The United States is the world's third or fourth largest nation by total area, before or after the People's Republic of China, depending on how two territories disputed by China and India are counted. Including only land area, the U.S. is third in size behind Russia and China, just ahead of Canada.[9] The continental United States stretches from the Atlantic Ocean to the Pacific Ocean and from Canada to Mexico and the Gulf of Mexico. Alaska is the largest state in area. Separated by Canada, it touches the Pacific and Arctic Oceans. Hawaii occupies an archipelago in the Pacific, southwest of North America. The commonwealth of Puerto Rico, the largest and most populous U.S. territory, is in the northeastern Caribbean. Deciduous vegetation and grasslands prevail in the eastern U.S., transitioning to prairies, boreal forests, and the Rocky Mountains in the west, and deserts in the southwest. In the northeast, the coasts of the Great Lakes and Atlantic seaboard host much of the country's population. With a few exceptions such as the territory of Guam and the westernmost portions of Alaska, nearly all of the country lies in the western hemisphere.

United States of America

The United States of America is a federal constitutional republic comprising fifty states, one federal district, and fourteen territories. The country is situated almost entirely in the western hemisphere: its forty-eight contiguous states and Washington, D.C., the capital district, lie in central North America between the Pacific and Atlantic Oceans, bordered by Canada to the north and Mexico to the south; the state of Alaska is in the northwest of the continent with Canada to its east, and the state of Hawaii is in the mid-Pacific. U.S. territories, or insular areas, are scattered around the Caribbean and Pacific.
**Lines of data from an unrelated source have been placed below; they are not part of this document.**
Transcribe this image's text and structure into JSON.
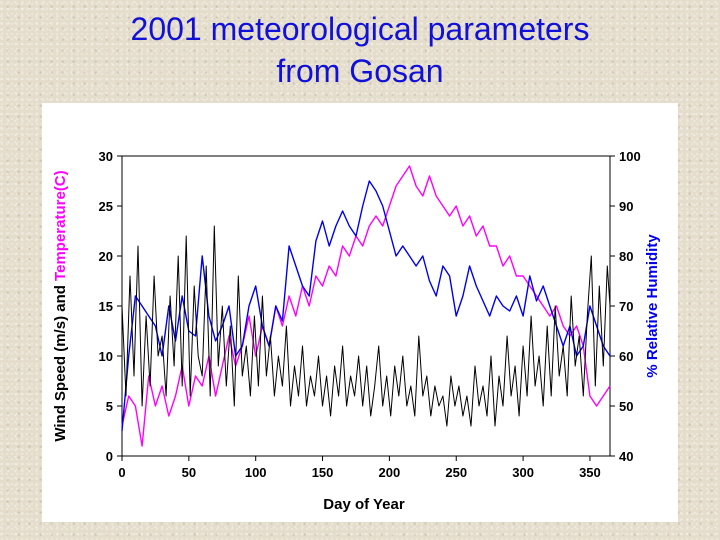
{
  "title": {
    "line1": "2001 meteorological parameters",
    "line2": "from Gosan"
  },
  "colors": {
    "title": "#1010d8",
    "wind_speed": "#000000",
    "temperature": "#ff00ff",
    "humidity": "#0000ee"
  },
  "chart_data": {
    "type": "line",
    "xlabel": "Day of Year",
    "ylabel_left_part1": "Wind Speed (m/s) and ",
    "ylabel_left_part2": "Temperature(C)",
    "ylabel_right": "% Relative Humidity",
    "xlim": [
      0,
      365
    ],
    "ylim_left": [
      0,
      30
    ],
    "ylim_right": [
      40,
      100
    ],
    "x_ticks": [
      0,
      50,
      100,
      150,
      200,
      250,
      300,
      350
    ],
    "y_left_ticks": [
      0,
      5,
      10,
      15,
      20,
      25,
      30
    ],
    "y_right_ticks": [
      40,
      50,
      60,
      70,
      80,
      90,
      100
    ],
    "grid": false,
    "series": [
      {
        "name": "Temperature(C)",
        "axis": "left",
        "x": [
          0,
          5,
          10,
          15,
          20,
          25,
          30,
          35,
          40,
          45,
          50,
          55,
          60,
          65,
          70,
          75,
          80,
          85,
          90,
          95,
          100,
          105,
          110,
          115,
          120,
          125,
          130,
          135,
          140,
          145,
          150,
          155,
          160,
          165,
          170,
          175,
          180,
          185,
          190,
          195,
          200,
          205,
          210,
          215,
          220,
          225,
          230,
          235,
          240,
          245,
          250,
          255,
          260,
          265,
          270,
          275,
          280,
          285,
          290,
          295,
          300,
          305,
          310,
          315,
          320,
          325,
          330,
          335,
          340,
          345,
          350,
          355,
          360,
          365
        ],
        "values": [
          3,
          6,
          5,
          1,
          8,
          5,
          7,
          4,
          6,
          9,
          5,
          8,
          7,
          10,
          6,
          9,
          12,
          9,
          11,
          14,
          10,
          13,
          11,
          15,
          13,
          16,
          14,
          17,
          15,
          18,
          17,
          19,
          18,
          21,
          20,
          22,
          21,
          23,
          24,
          23,
          25,
          27,
          28,
          29,
          27,
          26,
          28,
          26,
          25,
          24,
          25,
          23,
          24,
          22,
          23,
          21,
          21,
          19,
          20,
          18,
          18,
          17,
          16,
          15,
          14,
          15,
          13,
          12,
          13,
          11,
          6,
          5,
          6,
          7
        ]
      },
      {
        "name": "% Relative Humidity",
        "axis": "right",
        "x": [
          0,
          5,
          10,
          15,
          20,
          25,
          30,
          35,
          40,
          45,
          50,
          55,
          60,
          65,
          70,
          75,
          80,
          85,
          90,
          95,
          100,
          105,
          110,
          115,
          120,
          125,
          130,
          135,
          140,
          145,
          150,
          155,
          160,
          165,
          170,
          175,
          180,
          185,
          190,
          195,
          200,
          205,
          210,
          215,
          220,
          225,
          230,
          235,
          240,
          245,
          250,
          255,
          260,
          265,
          270,
          275,
          280,
          285,
          290,
          295,
          300,
          305,
          310,
          315,
          320,
          325,
          330,
          335,
          340,
          345,
          350,
          355,
          360,
          365
        ],
        "values": [
          45,
          60,
          72,
          70,
          68,
          66,
          60,
          70,
          63,
          72,
          65,
          64,
          80,
          68,
          63,
          66,
          70,
          60,
          62,
          70,
          74,
          66,
          62,
          70,
          67,
          82,
          78,
          74,
          72,
          83,
          87,
          82,
          86,
          89,
          86,
          84,
          90,
          95,
          93,
          90,
          85,
          80,
          82,
          80,
          78,
          80,
          75,
          72,
          78,
          76,
          68,
          72,
          78,
          74,
          71,
          68,
          72,
          70,
          69,
          72,
          68,
          76,
          71,
          74,
          70,
          66,
          62,
          66,
          60,
          62,
          70,
          66,
          62,
          60
        ]
      },
      {
        "name": "Wind Speed (m/s)",
        "axis": "left",
        "x": [
          0,
          3,
          6,
          9,
          12,
          15,
          18,
          21,
          24,
          27,
          30,
          33,
          36,
          39,
          42,
          45,
          48,
          51,
          54,
          57,
          60,
          63,
          66,
          69,
          72,
          75,
          78,
          81,
          84,
          87,
          90,
          93,
          96,
          99,
          102,
          105,
          108,
          111,
          114,
          117,
          120,
          123,
          126,
          129,
          132,
          135,
          138,
          141,
          144,
          147,
          150,
          153,
          156,
          159,
          162,
          165,
          168,
          171,
          174,
          177,
          180,
          183,
          186,
          189,
          192,
          195,
          198,
          201,
          204,
          207,
          210,
          213,
          216,
          219,
          222,
          225,
          228,
          231,
          234,
          237,
          240,
          243,
          246,
          249,
          252,
          255,
          258,
          261,
          264,
          267,
          270,
          273,
          276,
          279,
          282,
          285,
          288,
          291,
          294,
          297,
          300,
          303,
          306,
          309,
          312,
          315,
          318,
          321,
          324,
          327,
          330,
          333,
          336,
          339,
          342,
          345,
          348,
          351,
          354,
          357,
          360,
          363,
          365
        ],
        "values": [
          15,
          6,
          18,
          8,
          21,
          5,
          14,
          7,
          18,
          10,
          12,
          6,
          16,
          9,
          20,
          7,
          22,
          6,
          17,
          10,
          8,
          19,
          6,
          23,
          9,
          15,
          7,
          13,
          5,
          18,
          8,
          11,
          6,
          14,
          7,
          16,
          8,
          12,
          6,
          10,
          7,
          13,
          5,
          9,
          6,
          11,
          5,
          8,
          6,
          10,
          5,
          8,
          4,
          9,
          6,
          11,
          5,
          8,
          6,
          10,
          5,
          9,
          4,
          7,
          11,
          5,
          8,
          4,
          9,
          6,
          10,
          5,
          7,
          4,
          12,
          6,
          8,
          4,
          7,
          5,
          6,
          3,
          8,
          5,
          7,
          4,
          6,
          3,
          9,
          5,
          7,
          4,
          10,
          3,
          8,
          5,
          12,
          6,
          9,
          4,
          11,
          6,
          14,
          7,
          10,
          5,
          13,
          6,
          15,
          8,
          11,
          6,
          16,
          9,
          12,
          6,
          14,
          20,
          7,
          17,
          9,
          19,
          15
        ]
      }
    ]
  }
}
At over 3.7 million square miles (over 9.6 million km²) and with more than 300 million people, the United States is the third or fourth largest country by total area, and third largest by land area and population.[4] A liberal democracy, the U.S. is one of the world's most ethnically and socially diverse nations, the product of large-scale immigration from almost every corner of the globe.[5] Its national economy is the world's largest, with a nominal 2005 gross domestic product (GDP) of more than $13 trillion.[3]
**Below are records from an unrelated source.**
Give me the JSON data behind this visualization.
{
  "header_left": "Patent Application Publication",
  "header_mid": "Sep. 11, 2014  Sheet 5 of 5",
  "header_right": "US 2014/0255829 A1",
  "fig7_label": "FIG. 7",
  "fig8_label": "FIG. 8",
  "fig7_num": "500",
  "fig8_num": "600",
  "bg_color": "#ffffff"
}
The nation was founded by thirteen colonies of Great Britain located along the Atlantic seaboard. Proclaiming themselves "states," they issued the Declaration of Independence on July 4, 1776. The rebellious states defeated Britain in the American Revolutionary War, the first successful colonial war of independence. A federal convention adopted the current United States Constitution on September 17, 1787; its ratification the following year made the states part of a single republic. Ten constitutional amendments composing the Bill of Rights were ratified in 1791. In the nineteenth century, the United States acquired land from France, Spain, Mexico, and Russia, and annexed the Republic of Texas and the Republic of Hawaii. The American Civil War prevented a permanent split of the country and ended slavery. In the Spanish-American War and World War I, the nation confirmed its status as a great power. In 1945, the U.S. emerged from World War II as the first country with nuclear weapons and a permanent member of the United Nations Security Council. The sole remaining superpower in the post–Cold War era, it is the dominant economic, political, military, and cultural force in the world.